Assuming that [tex]FED[/tex] is an equilateral triangle according to the wording of the problem, we have that the angles [tex]\widehat{AFB}=\widehat{BEC}=\widehat{CDA}=60[/tex].
We also know that the circle in green is Inscribed in [tex]FED[/tex].
The following applies to every inscribed circle inside a triangle:
The center of the inscribed circle of a triangle is the intercept of all three angle bisectors of the triangle.
The above theorem implies that the line [tex](FO) [/tex] is an angle bisector because it goes through the vertex F and the center of the inscribed circle.
The previous statement implies that the angle [tex]\widehat{OFB}=30[/tex].
Now let's work on the [tex]OFB[/tex] triangle.
Knowing that [tex]\widehat{OBF}=90[/tex] (because [tex](EF)[/tex] is tangent to the circle at B and [tex]OB[/tex] is a radius of the circle. If you're lost here, remember that a tangent to a circle is always perpendicular to the radius of the circle.) we can then derive that [tex]\widehat{FOB}=180-90-30=60[/tex] (because the sum of the measures of all angles in a triangle is always equal to 180 degrees).

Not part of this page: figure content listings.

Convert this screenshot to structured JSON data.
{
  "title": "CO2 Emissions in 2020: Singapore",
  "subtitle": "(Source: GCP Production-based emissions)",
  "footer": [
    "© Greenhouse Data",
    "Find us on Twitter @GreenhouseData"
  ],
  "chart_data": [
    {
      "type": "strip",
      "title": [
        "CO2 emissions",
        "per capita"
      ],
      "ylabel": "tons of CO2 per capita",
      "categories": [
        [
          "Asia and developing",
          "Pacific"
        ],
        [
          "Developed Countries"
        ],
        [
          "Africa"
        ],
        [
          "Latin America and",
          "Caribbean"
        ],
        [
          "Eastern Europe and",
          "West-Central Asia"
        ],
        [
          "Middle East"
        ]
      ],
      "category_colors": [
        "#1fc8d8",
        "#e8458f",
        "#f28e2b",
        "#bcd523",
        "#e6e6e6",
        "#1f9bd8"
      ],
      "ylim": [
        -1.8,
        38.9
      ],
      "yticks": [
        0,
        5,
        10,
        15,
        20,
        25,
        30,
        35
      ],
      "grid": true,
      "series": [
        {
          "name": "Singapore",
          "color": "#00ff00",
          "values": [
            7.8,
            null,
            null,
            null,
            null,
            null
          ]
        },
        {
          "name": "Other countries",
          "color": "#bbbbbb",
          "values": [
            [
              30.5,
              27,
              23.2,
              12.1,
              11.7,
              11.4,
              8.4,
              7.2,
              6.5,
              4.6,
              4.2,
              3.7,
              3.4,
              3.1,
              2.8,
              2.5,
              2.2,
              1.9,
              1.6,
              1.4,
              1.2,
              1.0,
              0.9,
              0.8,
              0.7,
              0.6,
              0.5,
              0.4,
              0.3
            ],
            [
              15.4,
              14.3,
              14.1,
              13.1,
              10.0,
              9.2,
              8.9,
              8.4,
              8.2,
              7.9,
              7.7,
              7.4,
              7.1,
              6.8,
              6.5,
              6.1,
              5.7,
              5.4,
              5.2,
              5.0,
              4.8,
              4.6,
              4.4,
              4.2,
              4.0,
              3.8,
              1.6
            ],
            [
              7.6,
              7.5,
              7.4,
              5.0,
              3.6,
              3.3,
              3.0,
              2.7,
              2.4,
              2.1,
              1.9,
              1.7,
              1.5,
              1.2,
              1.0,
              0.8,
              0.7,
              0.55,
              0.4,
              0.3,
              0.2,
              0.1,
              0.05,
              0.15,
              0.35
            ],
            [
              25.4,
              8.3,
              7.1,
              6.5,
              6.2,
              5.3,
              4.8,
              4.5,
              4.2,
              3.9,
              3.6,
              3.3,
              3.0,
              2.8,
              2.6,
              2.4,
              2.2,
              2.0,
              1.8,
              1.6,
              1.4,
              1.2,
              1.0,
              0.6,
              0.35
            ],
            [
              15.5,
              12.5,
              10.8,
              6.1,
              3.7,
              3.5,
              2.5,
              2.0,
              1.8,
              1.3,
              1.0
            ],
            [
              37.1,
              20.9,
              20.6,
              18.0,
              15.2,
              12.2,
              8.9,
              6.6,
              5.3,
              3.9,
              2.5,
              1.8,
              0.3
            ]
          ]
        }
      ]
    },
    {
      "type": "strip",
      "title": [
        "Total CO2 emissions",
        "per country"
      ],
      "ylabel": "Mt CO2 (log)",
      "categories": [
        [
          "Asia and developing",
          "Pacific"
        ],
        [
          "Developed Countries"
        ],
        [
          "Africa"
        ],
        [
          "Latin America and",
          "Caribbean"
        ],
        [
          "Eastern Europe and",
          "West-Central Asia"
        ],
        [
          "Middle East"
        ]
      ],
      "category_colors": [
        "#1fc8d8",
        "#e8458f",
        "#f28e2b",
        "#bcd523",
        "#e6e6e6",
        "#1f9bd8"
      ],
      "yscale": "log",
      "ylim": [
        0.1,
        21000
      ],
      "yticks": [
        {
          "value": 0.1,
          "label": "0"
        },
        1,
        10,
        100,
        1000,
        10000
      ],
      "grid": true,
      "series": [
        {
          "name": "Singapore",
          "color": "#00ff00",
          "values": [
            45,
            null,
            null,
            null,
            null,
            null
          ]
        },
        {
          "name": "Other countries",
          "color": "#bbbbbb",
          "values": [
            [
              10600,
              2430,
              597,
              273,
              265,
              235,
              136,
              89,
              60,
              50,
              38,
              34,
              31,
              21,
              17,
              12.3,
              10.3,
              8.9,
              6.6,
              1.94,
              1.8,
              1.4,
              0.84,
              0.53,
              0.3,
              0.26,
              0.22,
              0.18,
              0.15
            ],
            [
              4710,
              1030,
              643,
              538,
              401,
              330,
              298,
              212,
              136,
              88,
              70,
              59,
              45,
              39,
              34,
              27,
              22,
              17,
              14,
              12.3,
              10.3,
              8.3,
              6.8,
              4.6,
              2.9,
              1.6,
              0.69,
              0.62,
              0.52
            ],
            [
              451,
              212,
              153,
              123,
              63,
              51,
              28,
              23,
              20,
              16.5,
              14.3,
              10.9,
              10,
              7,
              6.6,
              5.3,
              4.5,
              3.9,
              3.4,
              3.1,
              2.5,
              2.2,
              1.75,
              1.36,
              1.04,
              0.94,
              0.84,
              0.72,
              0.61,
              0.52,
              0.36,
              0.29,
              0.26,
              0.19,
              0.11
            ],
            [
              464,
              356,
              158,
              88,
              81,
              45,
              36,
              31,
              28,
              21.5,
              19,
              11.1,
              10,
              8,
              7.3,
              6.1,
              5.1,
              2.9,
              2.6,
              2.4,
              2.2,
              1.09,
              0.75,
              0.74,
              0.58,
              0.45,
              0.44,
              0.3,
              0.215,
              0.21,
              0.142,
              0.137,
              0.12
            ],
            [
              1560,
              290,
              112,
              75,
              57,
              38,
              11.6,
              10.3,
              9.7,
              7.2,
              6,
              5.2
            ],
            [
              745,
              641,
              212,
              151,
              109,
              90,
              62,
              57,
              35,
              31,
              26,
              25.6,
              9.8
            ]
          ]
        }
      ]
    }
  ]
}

In the same way, we can prove also that:
[tex]\widehat{BOE}=\widehat{EOC}=\widehat{COD}=\widehat{DOA}=\widehat{AOF}=60 degrees[/tex].
Knowing the above we notice that [tex]\widehat{BOC}=\widehat{COA}=\widehat{AOB}=120degrees[/tex].
We're at the last part of our proof here:
Now notice that [tex]\widehat{BOA}[/tex] subtends the same arc on the circle that [tex]\widehat{BCA}[/tex].
According to the inscribed angle theorem, an angle [tex]\theta[/tex] inscribed in a circle is half of the central angle [tex]2\theta[/tex] that subtends the same arc on the circle.
Therefore [tex]\widehat{BCA}=\frac{\widehat{BOA}}{2}=60degrees[/tex]
We can prove in a similar fashion that: [tex]\widehat{CAB}=\widehat{ABC}=60degrees[/tex]
Therefore all the angles of the [tex]ABC[/tex] triangle have a measure of 60 degrees, we conclude then that [tex]ABC[/tex] is equilateral.